As with Kahlo’s body of work itself, color is a defining element of much of the rest of the exhibition.  It includes clothing both from her personal wardrobe and similar pieces, down to the plaster casts she wore on her torso after a streetcar accident left her permanently disabled; photographs from all stages of her life, including the brilliant color photos by her lover Nickolas Muray; and some of her best-loved paintings, including one of my favorites, Love Embrace of the Universe, the Earth (Mexico), Myself, Diego, and Señor Xolotl.  The lightboxes at the front of the exhibit (pictured above) pop in cerulean and peach; the walls inside are emerald and maize.

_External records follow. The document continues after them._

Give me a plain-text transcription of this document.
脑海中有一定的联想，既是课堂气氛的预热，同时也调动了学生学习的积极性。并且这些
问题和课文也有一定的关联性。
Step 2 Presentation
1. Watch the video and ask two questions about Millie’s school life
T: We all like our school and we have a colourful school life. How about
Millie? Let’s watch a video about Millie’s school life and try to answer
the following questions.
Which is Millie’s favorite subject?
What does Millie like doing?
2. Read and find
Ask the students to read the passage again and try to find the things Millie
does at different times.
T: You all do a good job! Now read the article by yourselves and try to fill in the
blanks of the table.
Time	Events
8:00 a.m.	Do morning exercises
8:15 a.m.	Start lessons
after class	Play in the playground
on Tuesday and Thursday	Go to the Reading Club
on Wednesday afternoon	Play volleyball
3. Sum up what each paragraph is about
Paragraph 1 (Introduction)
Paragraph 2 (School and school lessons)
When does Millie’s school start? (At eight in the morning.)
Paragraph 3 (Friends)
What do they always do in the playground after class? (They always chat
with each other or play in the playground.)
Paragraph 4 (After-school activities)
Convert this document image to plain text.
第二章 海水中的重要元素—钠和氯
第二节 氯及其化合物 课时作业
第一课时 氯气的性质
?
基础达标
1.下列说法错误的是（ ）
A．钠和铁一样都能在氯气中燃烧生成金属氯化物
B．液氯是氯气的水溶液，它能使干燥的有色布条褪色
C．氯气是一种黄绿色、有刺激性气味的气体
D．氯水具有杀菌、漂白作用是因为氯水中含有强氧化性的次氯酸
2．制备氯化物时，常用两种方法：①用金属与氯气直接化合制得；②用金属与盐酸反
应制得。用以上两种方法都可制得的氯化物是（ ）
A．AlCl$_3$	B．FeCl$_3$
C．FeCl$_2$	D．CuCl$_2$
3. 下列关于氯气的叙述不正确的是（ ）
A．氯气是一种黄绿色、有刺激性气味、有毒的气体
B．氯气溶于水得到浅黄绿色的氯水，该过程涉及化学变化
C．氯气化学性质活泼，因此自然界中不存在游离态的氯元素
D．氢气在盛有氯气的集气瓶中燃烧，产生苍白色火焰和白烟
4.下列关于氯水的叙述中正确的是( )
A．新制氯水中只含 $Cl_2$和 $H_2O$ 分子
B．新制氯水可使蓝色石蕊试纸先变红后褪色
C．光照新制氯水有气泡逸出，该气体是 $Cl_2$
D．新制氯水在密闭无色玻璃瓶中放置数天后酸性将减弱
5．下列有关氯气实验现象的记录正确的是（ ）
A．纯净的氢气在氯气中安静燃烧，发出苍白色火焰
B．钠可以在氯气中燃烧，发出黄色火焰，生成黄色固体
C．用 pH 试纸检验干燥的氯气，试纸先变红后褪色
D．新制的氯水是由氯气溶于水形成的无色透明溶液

But when I think about the exhibit, I keep thinking about Frida y el aborto.  In this print, she memorializes her grief, refusing to sanitize it; she also looks ahead, to a future in which new things, symbolized by plants taking root, grow from the losses of her pregnancies.

Frida Kahlo was a mother of invention, most notably after she was almost killed in the streetcar accident.  In the notes for the exhibition, the accident is described as such:

A fellow passenger on the bus that crashed in 1925, severely injuring Kahlo, was heading to the unfinished National Theatre with a package of gold leaf.  The impact of the collision scattered Kahlo with flecks of gold.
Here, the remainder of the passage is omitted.